The row's own MW IPA (when `ipa_source == 'merriam-webster'`) is merged into `all_overrides` for the duration of the call so MW-tagged rows still get their term wrapped. Manual `override` rows are already in the dict by construction.

```python
import re
from pathlib import Path
import riva.client
# Re-use render_sentence_with_overrides from this same file (above).

NVCF_HOST = "grpc.nvcf.nvidia.com:443"
MAGPIE_FUNCTION_ID = "877104f7-e885-42b9-8de8-f6e4c6303969"

def synthesize_row(row: dict, all_overrides: dict[str, str],
                   out_dir: Path, api_key: str) -> Path:
    """Synthesize one manifest row to <out_dir>/audio/<slug>.wav. Returns the path."""
    auth = riva.client.Auth(
        ssl_cert=None, use_ssl=True, uri=NVCF_HOST,
        metadata_args=[
            ["function-id", MAGPIE_FUNCTION_ID],
            ["authorization", f"Bearer {api_key}"],
        ],
    )
    tts = riva.client.SpeechSynthesisService(auth)
    text = row["text"]
    overrides_for_row = dict(all_overrides)
    if row["ipa_source"] == "merriam-webster" and row.get("ipa"):
        overrides_for_row[row["term"]] = row["ipa"]
    if overrides_for_row:
        text = f"<speak>{render_sentence_with_overrides(text, overrides_for_row)}</speak>"
    slug = re.sub(r'[^a-z0-9]+', '_',
                  f"{row['term']}_{row['context_type']}_{row['voice_id']}_{row['noise_level']}".lower())
    audio_path = out_dir / "audio" / f"{slug}.wav"
    audio_path.parent.mkdir(parents=True, exist_ok=True)
    pcm = b"".join(c.audio for c in tts.synthesize_online(
        text=text, voice_name=row["voice_id"],
        language_code="en-US", sample_rate_hz=16000,
    ))
    import wave
    with wave.open(str(audio_path), "wb") as w:
        w.setnchannels(1); w.setsampwidth(2); w.setframerate(16000); w.writeframes(pcm)
    return audio_path
```

## Notes

- MW Medical Dictionary's free tier is 1000 queries/day with a registered API key.

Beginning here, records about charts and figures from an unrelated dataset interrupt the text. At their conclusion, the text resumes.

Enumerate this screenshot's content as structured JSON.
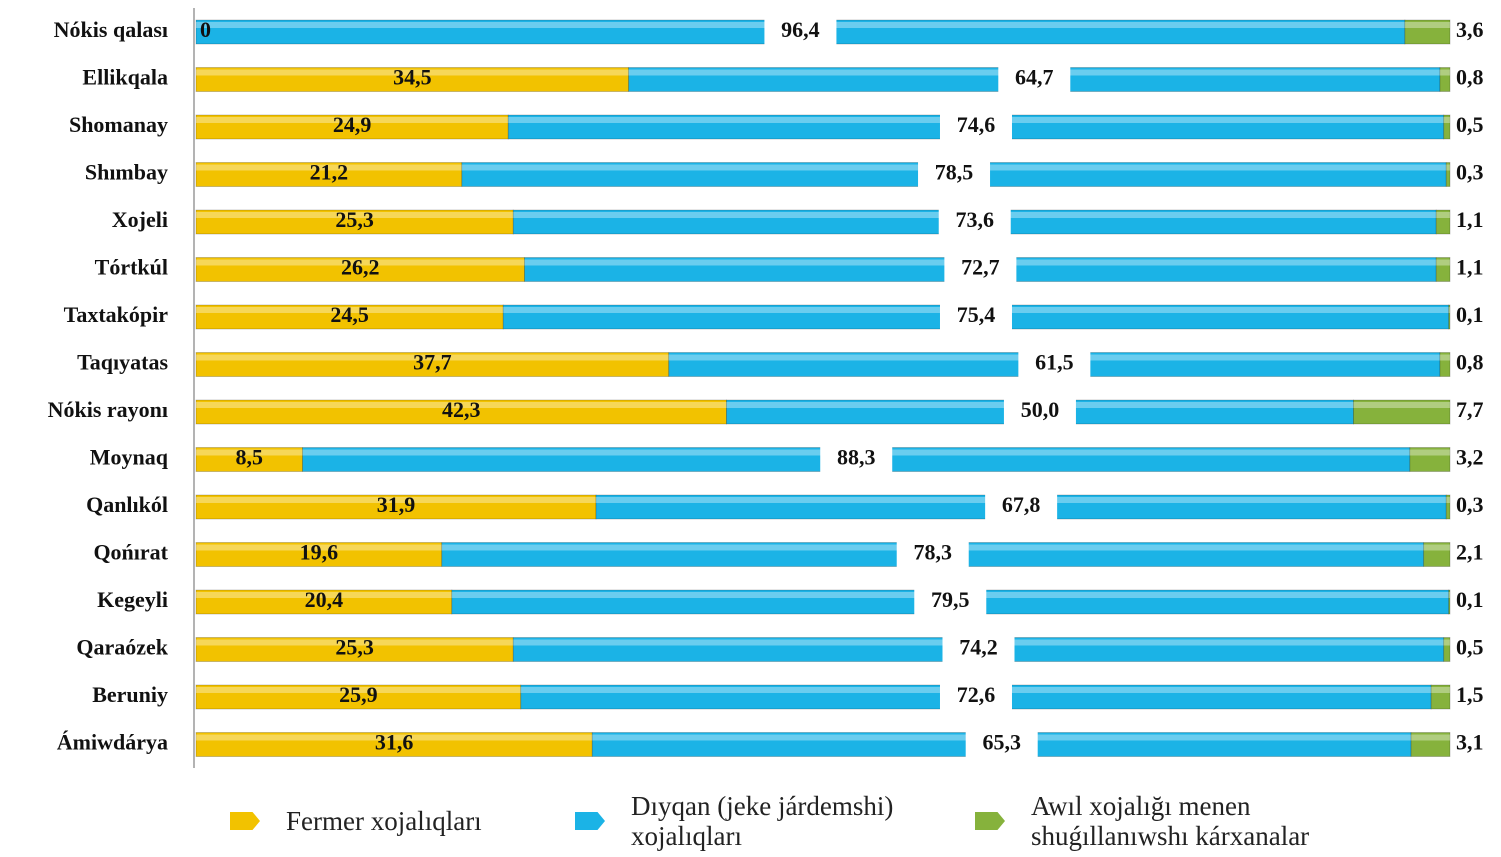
{
  "chart_data": {
    "type": "stacked-barh",
    "categories": [
      "Nókis qalası",
      "Ellikqala",
      "Shomanay",
      "Shımbay",
      "Xojeli",
      "Tórtkúl",
      "Taxtakópir",
      "Taqıyatas",
      "Nókis rayonı",
      "Moynaq",
      "Qanlıkól",
      "Qońırat",
      "Kegeyli",
      "Qaraózek",
      "Beruniy",
      "Ámiwdárya"
    ],
    "xlim": [
      0,
      100
    ],
    "series": [
      {
        "name": "Fermer xojalıqları",
        "color": "#f2c200",
        "values": [
          0,
          34.5,
          24.9,
          21.2,
          25.3,
          26.2,
          24.5,
          37.7,
          42.3,
          8.5,
          31.9,
          19.6,
          20.4,
          25.3,
          25.9,
          31.6
        ],
        "value_labels": [
          "0",
          "34,5",
          "24,9",
          "21,2",
          "25,3",
          "26,2",
          "24,5",
          "37,7",
          "42,3",
          "8,5",
          "31,9",
          "19,6",
          "20,4",
          "25,3",
          "25,9",
          "31,6"
        ]
      },
      {
        "name": "Dıyqan (jeke járdemshi) xojalıqları",
        "color": "#1bb3e6",
        "values": [
          96.4,
          64.7,
          74.6,
          78.5,
          73.6,
          72.7,
          75.4,
          61.5,
          50.0,
          88.3,
          67.8,
          78.3,
          79.5,
          74.2,
          72.6,
          65.3
        ],
        "value_labels": [
          "96,4",
          "64,7",
          "74,6",
          "78,5",
          "73,6",
          "72,7",
          "75,4",
          "61,5",
          "50,0",
          "88,3",
          "67,8",
          "78,3",
          "79,5",
          "74,2",
          "72,6",
          "65,3"
        ]
      },
      {
        "name": "Awıl xojalığı menen shuǵıllanıwshı kárxanalar",
        "color": "#86b23c",
        "values": [
          3.6,
          0.8,
          0.5,
          0.3,
          1.1,
          1.1,
          0.1,
          0.8,
          7.7,
          3.2,
          0.3,
          2.1,
          0.1,
          0.5,
          1.5,
          3.1
        ],
        "value_labels": [
          "3,6",
          "0,8",
          "0,5",
          "0,3",
          "1,1",
          "1,1",
          "0,1",
          "0,8",
          "7,7",
          "3,2",
          "0,3",
          "2,1",
          "0,1",
          "0,5",
          "1,5",
          "3,1"
        ]
      }
    ]
  }
}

Cache successful lookups in `pronunciation_overrides.csv` so re-runs of the build pipeline don't re-query.
- Coverage: MW Medical Dictionary covers most generic drug names, anatomy, and common procedures. Long-tail biologics (`-mab` antibodies, `-mab` checkpoint inhibitors) often miss; those fall through to `magpie_g2p`.
- The mapping table above is sufficient for ~95% of clinical respellings. If a respelling contains a glyph not in the table, the `_respelling_to_ipa` function passes it through unchanged, which will fail Magpie phoneme validation downstream — surface that as a candidate for hand-curation in `pronunciation_overrides.csv`.